March is National Nutrition Month and a good time to consider how nutrition can be better integrated into clinical preventive care for older adults. One opportunity is a new health equity Improvement Activity for food insecurity and nutrition risk identification and treatment.
The Improvement Activity was recently approved by the Centers for Medicare & Medicaid Services (CMS) for 2022 reporting in the Merit-based Incentive Payment System (MIPS). Office-based physicians and clinicians who participate in MIPS can now choose this new Improvement Activity to help enhance clinical practice and better patient outcomes.

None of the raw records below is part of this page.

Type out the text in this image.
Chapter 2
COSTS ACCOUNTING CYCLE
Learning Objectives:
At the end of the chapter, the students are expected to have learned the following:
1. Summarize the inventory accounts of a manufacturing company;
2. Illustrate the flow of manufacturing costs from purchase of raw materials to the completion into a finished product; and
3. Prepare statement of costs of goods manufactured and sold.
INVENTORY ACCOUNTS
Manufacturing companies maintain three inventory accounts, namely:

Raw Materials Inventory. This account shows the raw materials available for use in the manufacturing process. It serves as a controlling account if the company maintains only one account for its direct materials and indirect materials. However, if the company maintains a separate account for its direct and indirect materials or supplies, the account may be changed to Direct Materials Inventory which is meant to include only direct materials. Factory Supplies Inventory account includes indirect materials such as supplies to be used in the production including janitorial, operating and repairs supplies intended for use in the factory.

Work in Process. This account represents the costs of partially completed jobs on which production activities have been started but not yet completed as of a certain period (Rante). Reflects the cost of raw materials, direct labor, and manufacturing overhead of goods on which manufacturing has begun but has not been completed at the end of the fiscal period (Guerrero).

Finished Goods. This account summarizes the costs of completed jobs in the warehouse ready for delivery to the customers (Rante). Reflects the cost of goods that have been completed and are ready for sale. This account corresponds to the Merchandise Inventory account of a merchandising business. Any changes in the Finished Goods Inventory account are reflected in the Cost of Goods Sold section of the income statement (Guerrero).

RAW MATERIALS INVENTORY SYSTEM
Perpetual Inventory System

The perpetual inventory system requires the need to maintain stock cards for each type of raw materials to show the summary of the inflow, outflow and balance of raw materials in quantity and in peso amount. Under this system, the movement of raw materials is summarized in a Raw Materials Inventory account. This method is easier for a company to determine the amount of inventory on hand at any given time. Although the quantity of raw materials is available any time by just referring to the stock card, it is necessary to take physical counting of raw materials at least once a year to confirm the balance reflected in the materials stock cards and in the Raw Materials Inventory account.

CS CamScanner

The structure of MIPS encourages clinicians to focus more broadly on preventive care areas like nutrition. Better nutrition care can also help clinicians improve their performance on required quality metrics, such as those related to falls risk, diabetes control, and hospital readmissions. Food insecurity and nutrition risk (can include undernutrition, overnutrition, lack of adequate protein, calories, and/or other nutrients) are interconnected conditions that worsened during the pandemic. Malnutrition can lead to a number of poor health outcomes including increased morbidity and mortality, increased length of hospital stay and rehospitalizations, increased healthcare costs, and increased disability. Food insecurity and malnutrition are also related to health equity as poor diet and lack of access to healthy foods can contribute to health disparities.
CMS identified in its final rule (see pages 2353-2354 of the Final Rule) specific actions to implement the food insecurity and nutrition risk IA, including using the Malnutrition Quality Improvement Initiative (MQii) and standardized screening tools. The MQii offers a number of resources for MIPS participants and has also outlined helpful screening and intervention workflows.